After networking, we’ll need to configure the encryption settings. By default data is encrypted with Microsoft-managed keys. If your data is is sensitive (ie. PII, Credit Card info) then I would recommend using your own managed key. This will prevent the operations team for Azure from looking at your data.

Next are the Tags. Add the appropriate tags for your environment.

Finally, review the configurations you select. Triple check they are correct before clicking “Create”

Your ADF will start to be deployed and should be completed in a few minutes.

Now repeat the process and create another Data Factory for your QA environment. This way you will have a resource to deploy to later when we setup CI/CD.

Source Control Configuration (DEV Only)

Now that your data factories are created, it is time to setup source control for your DEV environment. For this sample, I’ll configure this to use my SampleADF repo in my GitHub account. This is key for CI/CD. Navigate to your DEV Data Factory and open it in Studio.

Next navigate to “Manage” (last icon on the left menu). This will open up to manage console. Tap “Git Configuration”.

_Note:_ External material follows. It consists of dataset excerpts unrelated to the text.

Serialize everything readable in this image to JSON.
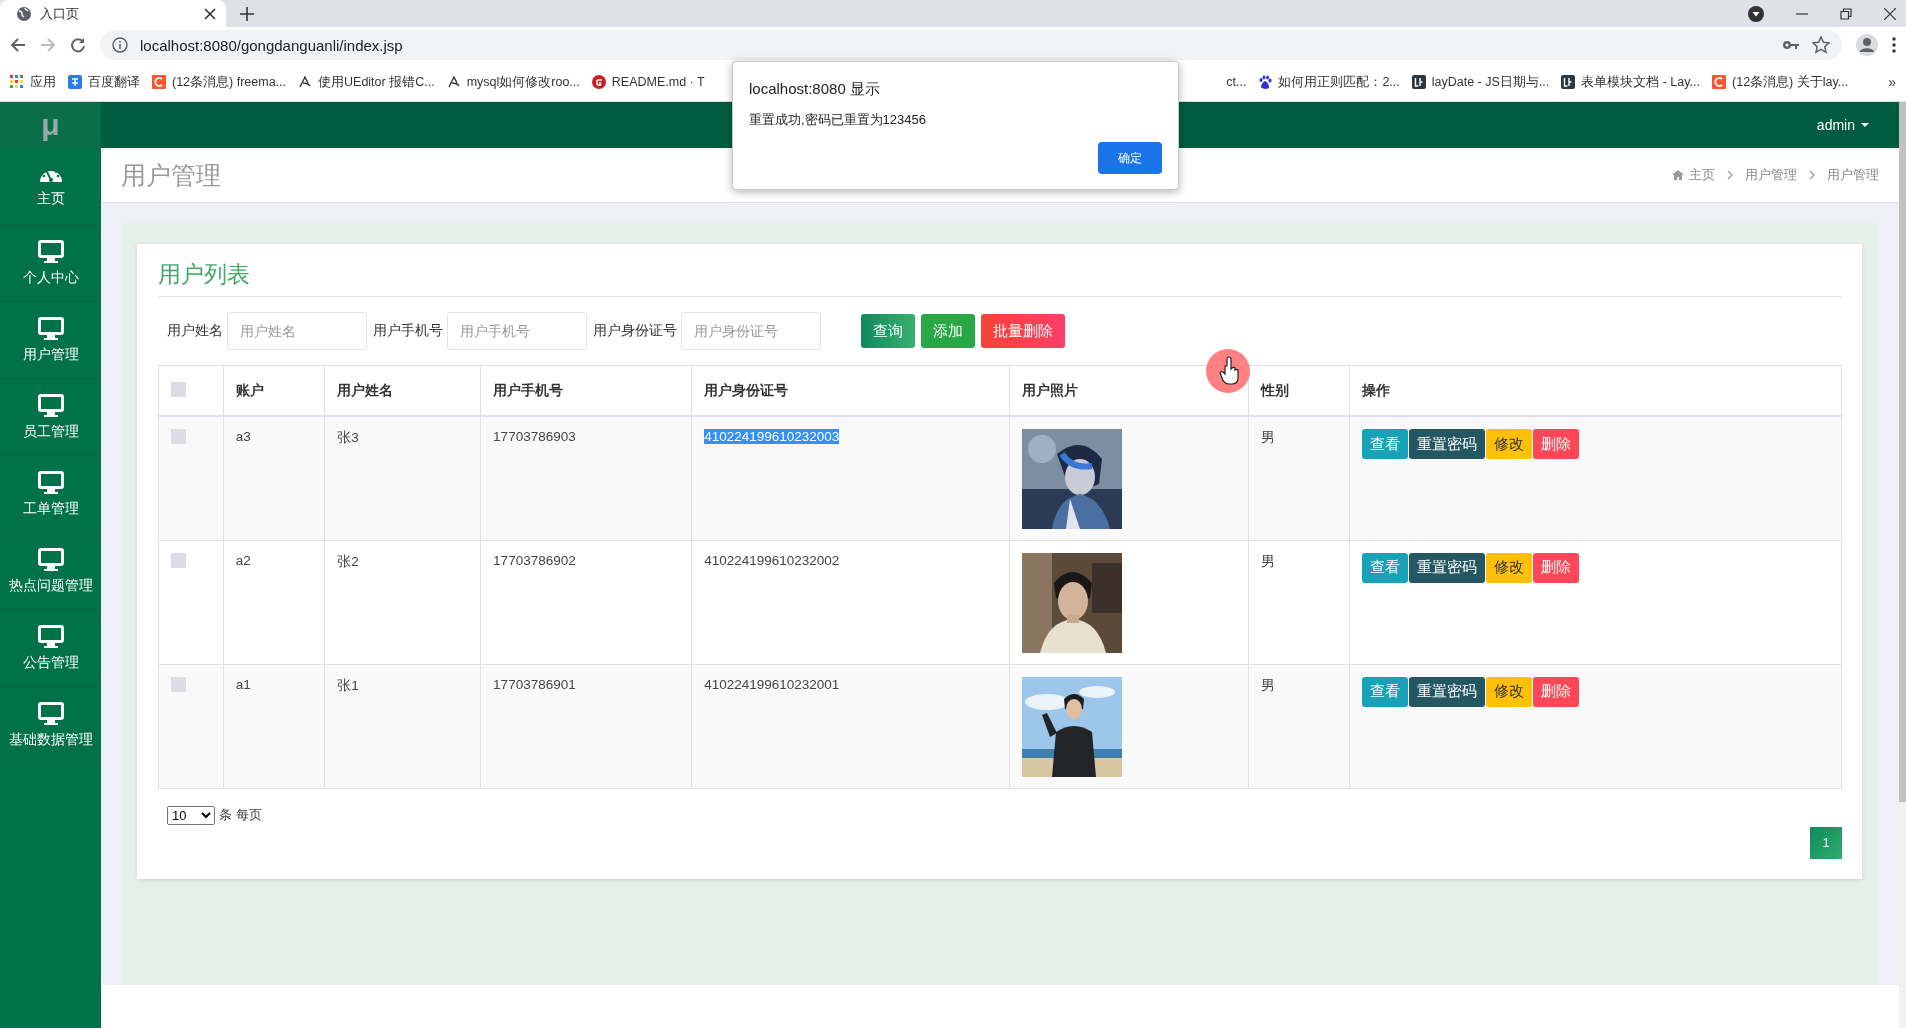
{
  "browser": {
    "tab": {
      "title": "入口页",
      "selected": true
    },
    "url": "localhost:8080/gongdanguanli/index.jsp",
    "bookmarks_left": [
      {
        "label": "应用"
      },
      {
        "label": "百度翻译"
      },
      {
        "label": "(12条消息) freema..."
      },
      {
        "label": "使用UEditor 报错C..."
      },
      {
        "label": "mysql如何修改roo..."
      },
      {
        "label": "README.md · T"
      }
    ],
    "bookmarks_right": [
      {
        "label": "ct..."
      },
      {
        "label": "如何用正则匹配：2..."
      },
      {
        "label": "layDate - JS日期与..."
      },
      {
        "label": "表单模块文档 - Lay..."
      },
      {
        "label": "(12条消息) 关于lay..."
      }
    ],
    "more": "»"
  },
  "app": {
    "logo": "μ",
    "user": "admin",
    "sidebar": [
      {
        "label": "主页"
      },
      {
        "label": "个人中心"
      },
      {
        "label": "用户管理"
      },
      {
        "label": "员工管理"
      },
      {
        "label": "工单管理"
      },
      {
        "label": "热点问题管理"
      },
      {
        "label": "公告管理"
      },
      {
        "label": "基础数据管理"
      }
    ],
    "page_title": "用户管理",
    "breadcrumb": [
      "主页",
      "用户管理",
      "用户管理"
    ],
    "card_title": "用户列表",
    "filters": [
      {
        "label": "用户姓名",
        "placeholder": "用户姓名"
      },
      {
        "label": "用户手机号",
        "placeholder": "用户手机号"
      },
      {
        "label": "用户身份证号",
        "placeholder": "用户身份证号"
      }
    ],
    "buttons": [
      {
        "label": "查询",
        "kind": "query"
      },
      {
        "label": "添加",
        "kind": "add"
      },
      {
        "label": "批量删除",
        "kind": "delete"
      }
    ],
    "table": {
      "select_all": {
        "checked": false
      },
      "columns": [
        "账户",
        "用户姓名",
        "用户手机号",
        "用户身份证号",
        "用户照片",
        "性别",
        "操作"
      ],
      "rows": [
        {
          "checked": false,
          "account": "a3",
          "name": "张3",
          "phone": "17703786903",
          "id_number": "410224199610232003",
          "id_highlighted": true,
          "photo": {
            "kind": "picture"
          },
          "gender": "男",
          "actions": [
            {
              "label": "查看",
              "kind": "view"
            },
            {
              "label": "重置密码",
              "kind": "reset"
            },
            {
              "label": "修改",
              "kind": "edit"
            },
            {
              "label": "删除",
              "kind": "delete"
            }
          ]
        },
        {
          "checked": false,
          "account": "a2",
          "name": "张2",
          "phone": "17703786902",
          "id_number": "410224199610232002",
          "id_highlighted": false,
          "photo": {
            "kind": "picture"
          },
          "gender": "男",
          "actions": [
            {
              "label": "查看",
              "kind": "view"
            },
            {
              "label": "重置密码",
              "kind": "reset"
            },
            {
              "label": "修改",
              "kind": "edit"
            },
            {
              "label": "删除",
              "kind": "delete"
            }
          ]
        },
        {
          "checked": false,
          "account": "a1",
          "name": "张1",
          "phone": "17703786901",
          "id_number": "410224199610232001",
          "id_highlighted": false,
          "photo": {
            "kind": "picture"
          },
          "gender": "男",
          "actions": [
            {
              "label": "查看",
              "kind": "view"
            },
            {
              "label": "重置密码",
              "kind": "reset"
            },
            {
              "label": "修改",
              "kind": "edit"
            },
            {
              "label": "删除",
              "kind": "delete"
            }
          ]
        }
      ]
    },
    "pagination": {
      "page_size": "10",
      "page_size_label": "条 每页",
      "pages": [
        {
          "label": "1",
          "selected": true
        }
      ]
    }
  },
  "dialog": {
    "title": "localhost:8080 显示",
    "message": "重置成功,密码已重置为123456",
    "button": "确定"
  }
}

Now click the “Configure” button in the middle of the screen and configure your source control. You’ll need to configure a few thinks like the “Repository Type”. This will vary based on the type of repository you select. For the sample, I’ll be using “Azure DevOps Git” as my repository.

On this step, you’ll need to configure your Organization, Project Name, Repository Name, Collaboration Branch and most importantly your Publish Branch. Note: if your branch already has existing resources then they will be imported. If you do not want them imported then “uncheck” the checkbox.

Once configured, your Source Control settings should look similar to this:

As you are building your data factories, linked services, pipelines, data flows, etc, you’ll need to publish them. Each time you publish, your changes will be committed to the “publish” branch in your source control. This is the branch you’ll use in your CI/CD pipeline to deploy to QA and PROD.

Conclusion

This blog delved into lessons learned from ARM Template deployments. Then it walked through the process of creating an Azure Data Factory for your Dev environment. It asked you to repeat the process since we’ll need two data factories when we build out the CI/CD pipeline. Finally, it walked through setting up source control on the data factory in your dev environment.

Part 2 will setup a sample storage account, show you how to setup and configure your linked services, and then build a sample copy tool in your Dev environment. Once those steps are completed, we’ll be ready to build out the CI/CD in Part 3 of this blog.